China – The challenge Of Achieving ‘Common Prosperity’

As regular readers know, we at the Shipping News are interested in Australia’s enduring relationship with China. China is a major world power, socially, culturally, economically, and geopolitically. And it will remain so for centuries to come. Her trading vessels regularly arrive in Fremantle Ports and Pilbara Ports. Australia values the trade.

We believe it’s important to engage more with China and her people in order to foster and maintain a mature relationship at all levels. In that spirit we will publish stories from time to time on a variety of topics concerning China, and Australia’s dealings with China, and from many different angles.

This article by Yun Jiang, Co-Editor, China Neican brings to our attention how China is addressing the challenge all countries face – how to achieve Common Prosperity.

Quishi published an article titled To Firmly Drive Common Prosperity, based on Xi Jinping’s speech at the 10th meeting of the Central Financial and Economic Affairs Commission. As this is the most authoritative and detailed articulation of common prosperity so far, it is worth reading in full.

Credit ABC.com.au

If you can’t read Chinese, you can find Adam Ni’s translation here..

The first thing to note is that the concept of “common prosperity” still retains a strong “neoliberal” bent. Despite the Communist Party’s emphasis on socialism and pathway to communism, the article is forthright that it does NOT mean “egalitarianism” (整齐划一的平均主义). Later on, the article cautioned that “we must resolutely prevent [ourselves] from falling into the trap of nurturing lazy people through ‘welfarism’.” (坚决防止落入“福利主义”养懒汉的陷阱).

Xi still praises the role of “leaders of wealth acquisition” (致富带头人), but now also emphasise that those who got rich first must help those who are not yet rich (先富带后富、帮后富). Rich individuals and companies should be encouraged “give more back to society” (更多回报社会). Of course, how this is implemented is crucial — is encouragement more inducements or threats?

Second, the motivation for common prosperity is the experience of richer countries. “Some developed countries have been industrialising for hundreds of years, but due to their social systems, they have not solved the problem of common prosperity and, in fact, the problem of disparity between the rich and the poor has worsened.”

From the article, it seems to refer to the US — “the polarisation of rich and poor and the collapse of the middle class has led to social disintegration, political polarisation, and rampant populism” (一些国家贫富分化,中产阶层塌陷,导致社会撕裂、政治极化、民粹主义泛滥).

Third, policy areas that come under the common prosperity concept are wide-ranging.
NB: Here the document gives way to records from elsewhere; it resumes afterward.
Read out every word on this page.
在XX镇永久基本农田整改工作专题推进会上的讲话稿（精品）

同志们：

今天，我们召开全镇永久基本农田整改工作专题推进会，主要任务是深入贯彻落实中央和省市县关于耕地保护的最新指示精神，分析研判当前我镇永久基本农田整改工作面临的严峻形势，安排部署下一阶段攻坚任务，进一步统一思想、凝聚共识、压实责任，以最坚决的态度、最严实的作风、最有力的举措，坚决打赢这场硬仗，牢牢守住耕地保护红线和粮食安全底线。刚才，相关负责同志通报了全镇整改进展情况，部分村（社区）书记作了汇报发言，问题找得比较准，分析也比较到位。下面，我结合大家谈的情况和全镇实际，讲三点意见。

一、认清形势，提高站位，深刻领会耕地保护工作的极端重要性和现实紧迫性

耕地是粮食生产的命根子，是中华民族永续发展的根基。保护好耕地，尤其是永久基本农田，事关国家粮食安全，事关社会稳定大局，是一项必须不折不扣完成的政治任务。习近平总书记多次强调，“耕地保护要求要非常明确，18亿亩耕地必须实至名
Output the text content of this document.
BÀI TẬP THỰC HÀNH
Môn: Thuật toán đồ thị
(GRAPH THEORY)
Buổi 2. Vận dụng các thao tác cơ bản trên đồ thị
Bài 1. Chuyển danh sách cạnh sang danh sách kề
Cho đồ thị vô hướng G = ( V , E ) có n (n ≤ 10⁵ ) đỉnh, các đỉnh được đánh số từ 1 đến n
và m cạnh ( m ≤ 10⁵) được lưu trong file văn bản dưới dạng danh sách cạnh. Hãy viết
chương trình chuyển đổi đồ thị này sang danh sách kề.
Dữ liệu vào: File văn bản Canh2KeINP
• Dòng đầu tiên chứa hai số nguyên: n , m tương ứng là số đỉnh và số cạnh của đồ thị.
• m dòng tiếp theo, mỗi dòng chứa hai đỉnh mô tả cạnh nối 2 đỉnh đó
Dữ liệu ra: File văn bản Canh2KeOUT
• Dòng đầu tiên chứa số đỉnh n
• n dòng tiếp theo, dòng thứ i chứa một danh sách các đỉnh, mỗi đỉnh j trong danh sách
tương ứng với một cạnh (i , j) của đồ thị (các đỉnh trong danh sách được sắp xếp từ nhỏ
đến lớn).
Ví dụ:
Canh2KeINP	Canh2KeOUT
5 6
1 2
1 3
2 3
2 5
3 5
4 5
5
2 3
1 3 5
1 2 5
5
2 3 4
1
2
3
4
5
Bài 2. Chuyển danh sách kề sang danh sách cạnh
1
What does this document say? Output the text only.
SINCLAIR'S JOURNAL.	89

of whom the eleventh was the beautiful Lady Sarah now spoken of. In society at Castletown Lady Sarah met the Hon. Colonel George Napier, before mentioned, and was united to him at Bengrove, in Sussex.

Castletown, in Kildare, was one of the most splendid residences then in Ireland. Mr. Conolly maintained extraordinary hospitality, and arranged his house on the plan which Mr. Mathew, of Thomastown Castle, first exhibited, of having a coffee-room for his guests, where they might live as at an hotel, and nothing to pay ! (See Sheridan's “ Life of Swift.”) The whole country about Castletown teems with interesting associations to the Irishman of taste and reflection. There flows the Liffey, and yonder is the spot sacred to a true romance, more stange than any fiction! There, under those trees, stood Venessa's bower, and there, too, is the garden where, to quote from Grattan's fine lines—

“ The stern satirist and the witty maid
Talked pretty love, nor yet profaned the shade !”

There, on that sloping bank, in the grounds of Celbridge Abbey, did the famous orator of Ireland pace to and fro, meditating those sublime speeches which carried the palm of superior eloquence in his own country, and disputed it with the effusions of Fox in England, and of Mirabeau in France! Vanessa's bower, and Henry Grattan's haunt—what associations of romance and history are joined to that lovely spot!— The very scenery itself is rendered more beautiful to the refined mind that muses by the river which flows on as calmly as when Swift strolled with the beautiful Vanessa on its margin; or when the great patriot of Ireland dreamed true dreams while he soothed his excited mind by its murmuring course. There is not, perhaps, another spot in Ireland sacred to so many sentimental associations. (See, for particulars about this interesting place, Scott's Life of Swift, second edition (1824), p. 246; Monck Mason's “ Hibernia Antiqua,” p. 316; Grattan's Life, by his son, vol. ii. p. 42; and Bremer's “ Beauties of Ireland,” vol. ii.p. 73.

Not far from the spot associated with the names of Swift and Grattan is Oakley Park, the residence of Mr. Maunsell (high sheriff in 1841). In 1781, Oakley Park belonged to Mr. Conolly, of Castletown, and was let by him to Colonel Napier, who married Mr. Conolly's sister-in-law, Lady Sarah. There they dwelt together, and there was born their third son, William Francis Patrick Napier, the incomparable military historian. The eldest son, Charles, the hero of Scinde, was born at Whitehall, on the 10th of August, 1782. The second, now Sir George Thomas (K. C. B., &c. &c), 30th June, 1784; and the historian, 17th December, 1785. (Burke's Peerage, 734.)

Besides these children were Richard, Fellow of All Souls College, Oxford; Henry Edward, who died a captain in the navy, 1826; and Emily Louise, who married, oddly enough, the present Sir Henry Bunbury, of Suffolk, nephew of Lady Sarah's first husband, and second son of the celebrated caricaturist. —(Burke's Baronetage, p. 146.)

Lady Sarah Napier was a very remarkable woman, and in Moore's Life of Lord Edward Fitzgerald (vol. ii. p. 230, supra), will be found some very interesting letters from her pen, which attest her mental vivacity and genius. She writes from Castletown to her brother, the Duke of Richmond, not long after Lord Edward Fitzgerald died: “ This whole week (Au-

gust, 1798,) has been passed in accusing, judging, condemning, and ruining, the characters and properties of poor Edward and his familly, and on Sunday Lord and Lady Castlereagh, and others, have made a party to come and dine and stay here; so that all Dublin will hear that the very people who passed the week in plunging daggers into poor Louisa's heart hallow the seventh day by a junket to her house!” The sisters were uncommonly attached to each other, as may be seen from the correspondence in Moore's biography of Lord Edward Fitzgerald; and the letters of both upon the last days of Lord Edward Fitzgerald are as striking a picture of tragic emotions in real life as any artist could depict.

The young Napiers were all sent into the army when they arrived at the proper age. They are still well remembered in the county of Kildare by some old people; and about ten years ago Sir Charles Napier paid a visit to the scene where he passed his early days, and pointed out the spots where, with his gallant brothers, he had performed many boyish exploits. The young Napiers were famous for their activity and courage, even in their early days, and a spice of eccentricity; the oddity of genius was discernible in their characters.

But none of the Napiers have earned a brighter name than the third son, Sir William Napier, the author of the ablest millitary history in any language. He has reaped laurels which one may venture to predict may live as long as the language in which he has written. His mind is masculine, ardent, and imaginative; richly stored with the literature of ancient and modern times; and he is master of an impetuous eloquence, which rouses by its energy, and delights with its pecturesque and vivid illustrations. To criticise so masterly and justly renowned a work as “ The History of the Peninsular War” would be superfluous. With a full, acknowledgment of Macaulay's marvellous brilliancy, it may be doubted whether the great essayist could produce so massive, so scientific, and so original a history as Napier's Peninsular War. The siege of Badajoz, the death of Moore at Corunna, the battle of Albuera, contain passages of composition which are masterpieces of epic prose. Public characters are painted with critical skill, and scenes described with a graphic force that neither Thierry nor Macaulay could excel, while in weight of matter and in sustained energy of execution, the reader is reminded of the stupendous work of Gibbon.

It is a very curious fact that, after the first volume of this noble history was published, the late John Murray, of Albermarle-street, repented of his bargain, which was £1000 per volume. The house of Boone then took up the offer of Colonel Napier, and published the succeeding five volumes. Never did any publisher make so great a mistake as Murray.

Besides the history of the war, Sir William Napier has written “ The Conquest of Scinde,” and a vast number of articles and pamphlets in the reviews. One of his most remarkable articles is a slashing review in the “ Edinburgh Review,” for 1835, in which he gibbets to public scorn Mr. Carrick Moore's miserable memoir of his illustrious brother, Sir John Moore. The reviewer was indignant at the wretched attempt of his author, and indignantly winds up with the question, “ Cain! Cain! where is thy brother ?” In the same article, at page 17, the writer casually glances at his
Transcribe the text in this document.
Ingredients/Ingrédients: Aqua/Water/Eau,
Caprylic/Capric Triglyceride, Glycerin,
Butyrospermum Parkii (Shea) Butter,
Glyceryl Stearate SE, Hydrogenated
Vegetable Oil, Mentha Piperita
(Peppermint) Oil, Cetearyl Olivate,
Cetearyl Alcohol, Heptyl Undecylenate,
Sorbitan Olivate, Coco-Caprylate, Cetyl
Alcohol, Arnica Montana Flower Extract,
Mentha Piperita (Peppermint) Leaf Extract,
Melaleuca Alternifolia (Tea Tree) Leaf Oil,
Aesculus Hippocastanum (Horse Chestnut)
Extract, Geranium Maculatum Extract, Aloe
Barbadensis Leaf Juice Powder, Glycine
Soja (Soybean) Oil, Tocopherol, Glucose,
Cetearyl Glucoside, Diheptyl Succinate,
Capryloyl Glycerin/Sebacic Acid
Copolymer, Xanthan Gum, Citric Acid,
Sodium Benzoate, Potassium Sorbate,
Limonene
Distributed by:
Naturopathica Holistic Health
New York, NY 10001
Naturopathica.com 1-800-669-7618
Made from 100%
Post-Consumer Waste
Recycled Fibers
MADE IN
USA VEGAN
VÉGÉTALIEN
It includes reform of monopolistic sectors, development of finance and real estate to be more reflective of the real economy, reform of the hukou (household registration) system for children of internal migrants, and broadening the scope of consumption tax.

Fourth, interestingly the article touched on performance measures. For example, “it is inappropriate to put forward uniform quantitative targets” (统一的量化指标). Further, common prosperity should not be “applied in a way that divides urban and rural areas, or eastern, central and western regions, with each proposing its own indicators”. (各提各的指标).

This is likely a result of past experiences of local officials manipulating data in order to achieve a set quantitative target. Unfortunately, the article did not mention the alternative to output targets for measuring the performance of local officials. In a top-down system without democratic oversight, how local officials’ performance is measured will be crucial in how a central policy will be implemented.